87. Memorandum From Harold H. Saunders of the National Security Council Staff to Robert W. Komer of the National Security Council Staff1

RWK:

FYI. Here’s a cable2 approving the second tranche of Iran’s five-year military purchase. Chief issues decided this way:

1.
Shah asked us to lift the $200 million ceiling to $230m. to raise war reserve ammo from 30 to 60 days. Our military go along with this (Greece, Turkey, 90 days; Korea, Thailand, China, small arms 90, other 60; Pakistan, India 60). However, decision recommended in this cable is to go ahead with the ammo but not raise the ceiling yet. Since this $90 million brings two-year total to about $140 million, we’ll be pressing the ceiling well before five years. Embassy says greatly improved revenue prospects warrant slight increase in ceiling. But leaving it intact now maximizes our leverage later.
2.
Iranians want to go back up to 172,000 man force level. DOD goes along, and even AID isn’t ready to fight over this.
3.
Stall on advanced aircraft, Hawk and Sheridan (which is still in R & D anyway). The planes will be the toughest to handle, and there’s some thought of putting the Bullpup missile and F–5 together but not this year.

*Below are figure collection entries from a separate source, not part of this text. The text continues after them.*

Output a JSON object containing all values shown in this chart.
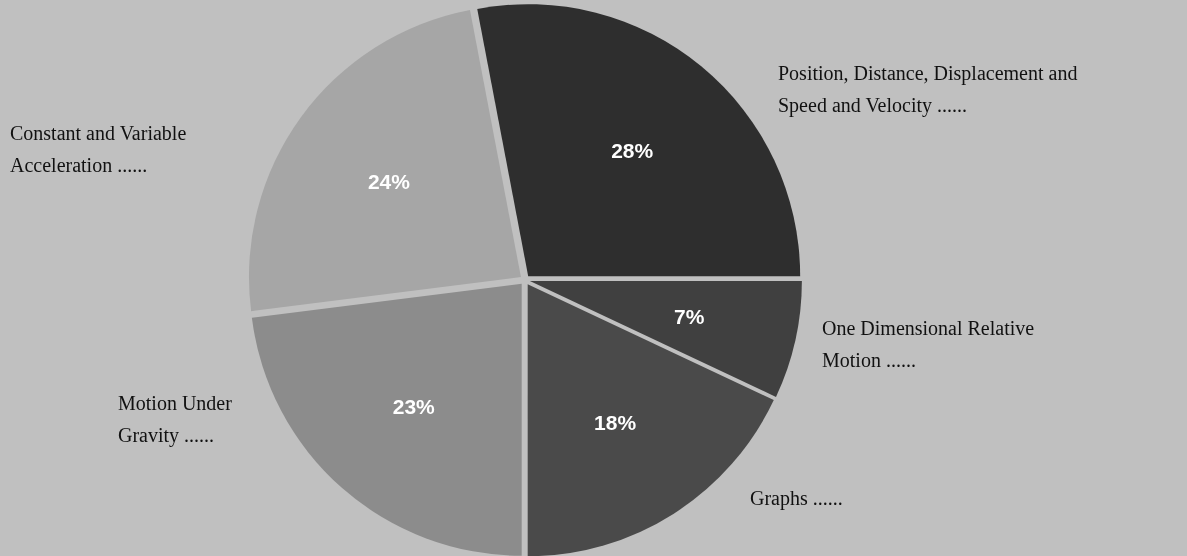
{
  "chart_data": {
    "type": "pie",
    "categories": [
      "Position, Distance,  Displacement and\nSpeed and Velocity ......",
      "Constant and Variable\nAcceleration ......",
      "Motion Under\nGravity ......",
      "Graphs ......",
      "One Dimensional Relative\nMotion ......"
    ],
    "values": [
      28,
      24,
      23,
      18,
      7
    ],
    "value_labels": [
      "28%",
      "24%",
      "23%",
      "18%",
      "7%"
    ],
    "colors": [
      "#2e2e2e",
      "#a6a6a6",
      "#8c8c8c",
      "#4a4a4a",
      "#404040"
    ]
  }
}
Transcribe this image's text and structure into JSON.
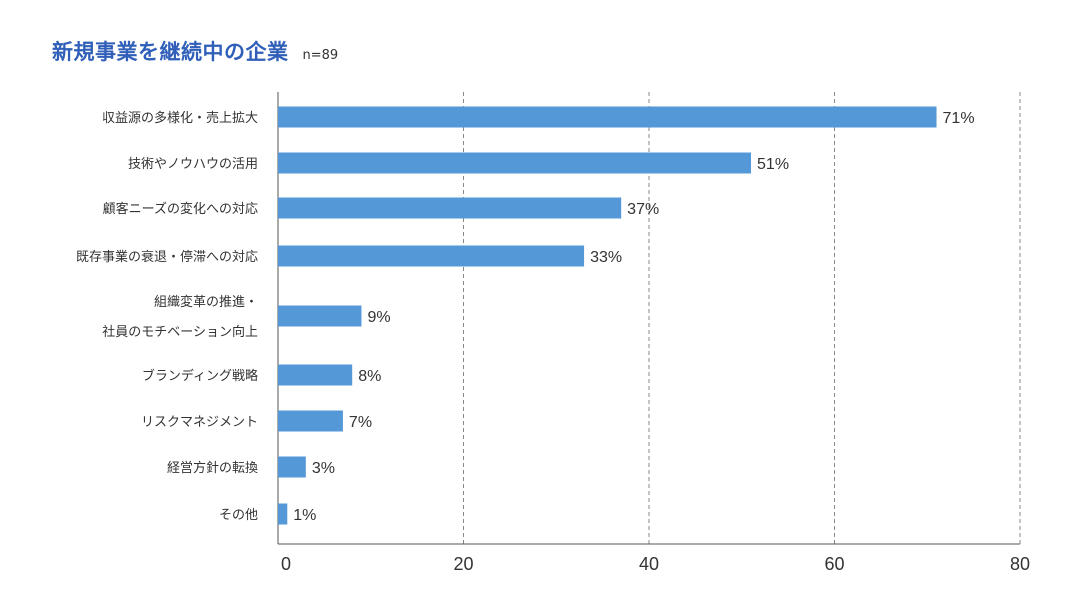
{
  "title": "新規事業を継続中の企業",
  "sample": "n=89",
  "colors": {
    "bar": "#5598d8",
    "title": "#2f5fb8",
    "grid": "#888888",
    "axis": "#555555"
  },
  "chart_data": {
    "type": "bar",
    "orientation": "horizontal",
    "categories": [
      [
        "収益源の多様化・売上拡大"
      ],
      [
        "技術やノウハウの活用"
      ],
      [
        "顧客ニーズの変化への対応"
      ],
      [
        "既存事業の衰退・停滞への対応"
      ],
      [
        "組織変革の推進・",
        "社員のモチベーション向上"
      ],
      [
        "ブランディング戦略"
      ],
      [
        "リスクマネジメント"
      ],
      [
        "経営方針の転換"
      ],
      [
        "その他"
      ]
    ],
    "values": [
      71,
      51,
      37,
      33,
      9,
      8,
      7,
      3,
      1
    ],
    "value_labels": [
      "71%",
      "51%",
      "37%",
      "33%",
      "9%",
      "8%",
      "7%",
      "3%",
      "1%"
    ],
    "xlim": [
      0,
      80
    ],
    "xticks": [
      0,
      20,
      40,
      60,
      80
    ],
    "grid": "vertical dashed"
  }
}
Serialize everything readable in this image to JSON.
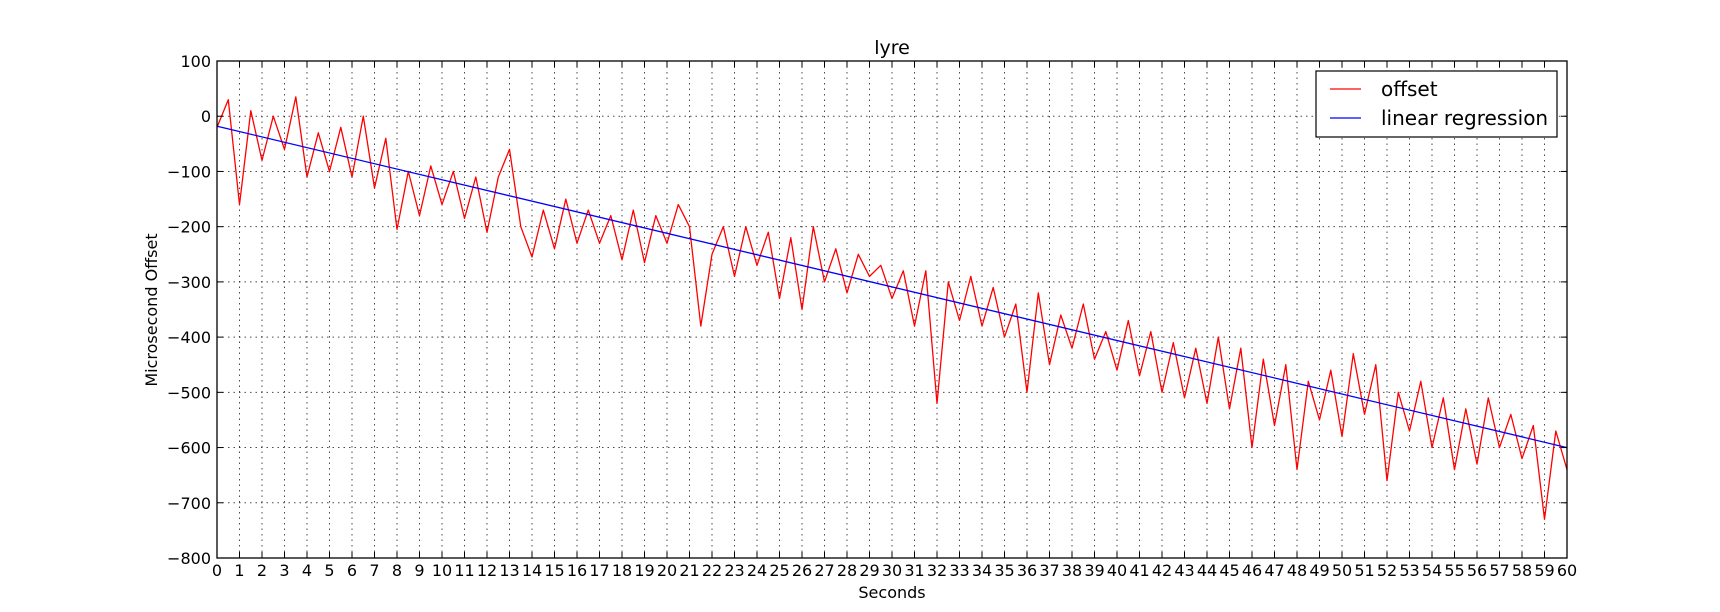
{
  "chart_data": {
    "type": "line",
    "title": "lyre",
    "xlabel": "Seconds",
    "ylabel": "Microsecond Offset",
    "xlim": [
      0,
      60
    ],
    "ylim": [
      -800,
      100
    ],
    "xticks": [
      0,
      1,
      2,
      3,
      4,
      5,
      6,
      7,
      8,
      9,
      10,
      11,
      12,
      13,
      14,
      15,
      16,
      17,
      18,
      19,
      20,
      21,
      22,
      23,
      24,
      25,
      26,
      27,
      28,
      29,
      30,
      31,
      32,
      33,
      34,
      35,
      36,
      37,
      38,
      39,
      40,
      41,
      42,
      43,
      44,
      45,
      46,
      47,
      48,
      49,
      50,
      51,
      52,
      53,
      54,
      55,
      56,
      57,
      58,
      59,
      60
    ],
    "yticks": [
      100,
      0,
      -100,
      -200,
      -300,
      -400,
      -500,
      -600,
      -700,
      -800
    ],
    "grid": true,
    "legend_position": "top-right",
    "series": [
      {
        "name": "offset",
        "color": "#ff0000",
        "x": [
          0,
          0.5,
          1,
          1.5,
          2,
          2.5,
          3,
          3.5,
          4,
          4.5,
          5,
          5.5,
          6,
          6.5,
          7,
          7.5,
          8,
          8.5,
          9,
          9.5,
          10,
          10.5,
          11,
          11.5,
          12,
          12.5,
          13,
          13.5,
          14,
          14.5,
          15,
          15.5,
          16,
          16.5,
          17,
          17.5,
          18,
          18.5,
          19,
          19.5,
          20,
          20.5,
          21,
          21.5,
          22,
          22.5,
          23,
          23.5,
          24,
          24.5,
          25,
          25.5,
          26,
          26.5,
          27,
          27.5,
          28,
          28.5,
          29,
          29.5,
          30,
          30.5,
          31,
          31.5,
          32,
          32.5,
          33,
          33.5,
          34,
          34.5,
          35,
          35.5,
          36,
          36.5,
          37,
          37.5,
          38,
          38.5,
          39,
          39.5,
          40,
          40.5,
          41,
          41.5,
          42,
          42.5,
          43,
          43.5,
          44,
          44.5,
          45,
          45.5,
          46,
          46.5,
          47,
          47.5,
          48,
          48.5,
          49,
          49.5,
          50,
          50.5,
          51,
          51.5,
          52,
          52.5,
          53,
          53.5,
          54,
          54.5,
          55,
          55.5,
          56,
          56.5,
          57,
          57.5,
          58,
          58.5,
          59,
          59.5,
          60
        ],
        "y": [
          -20,
          30,
          -160,
          10,
          -80,
          0,
          -60,
          35,
          -110,
          -30,
          -100,
          -20,
          -110,
          0,
          -130,
          -40,
          -205,
          -100,
          -180,
          -90,
          -160,
          -100,
          -185,
          -110,
          -210,
          -110,
          -60,
          -200,
          -255,
          -170,
          -240,
          -150,
          -230,
          -170,
          -230,
          -180,
          -260,
          -170,
          -265,
          -180,
          -230,
          -160,
          -200,
          -380,
          -250,
          -200,
          -290,
          -200,
          -270,
          -210,
          -330,
          -220,
          -350,
          -200,
          -300,
          -240,
          -320,
          -250,
          -290,
          -270,
          -330,
          -280,
          -380,
          -280,
          -520,
          -300,
          -370,
          -290,
          -380,
          -310,
          -400,
          -340,
          -500,
          -320,
          -450,
          -360,
          -420,
          -340,
          -440,
          -390,
          -460,
          -370,
          -470,
          -390,
          -500,
          -410,
          -510,
          -420,
          -520,
          -400,
          -530,
          -420,
          -600,
          -440,
          -560,
          -450,
          -640,
          -480,
          -550,
          -460,
          -580,
          -430,
          -540,
          -450,
          -660,
          -500,
          -570,
          -480,
          -600,
          -510,
          -640,
          -530,
          -630,
          -510,
          -600,
          -540,
          -620,
          -560,
          -730,
          -570,
          -640
        ]
      },
      {
        "name": "linear regression",
        "color": "#0000ff",
        "x": [
          0,
          60
        ],
        "y": [
          -18,
          -600
        ]
      }
    ]
  }
}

AID feels the economic review this spring was a major step forward. Iranians worked from sound economic projections for the first time. The Shah is still working on the principle of putting hardware above everything else, but AID feels this is the resurrection of a useful economic dialogue.

So while the Shah is probably pushing reasonable economic ceilings, we may make progress by going along on the war reserve and force level in order to drag our feet on less reasonable requests. Any objection to the attached?

HHS 3
  1. Source: Johnson Library, National Security File, Robert W. Komer Files, Iran, 1965–March 1966. Confidential.
  2. Not found attached; see Document 88.
  3. Printed from a copy that bears these typed initials.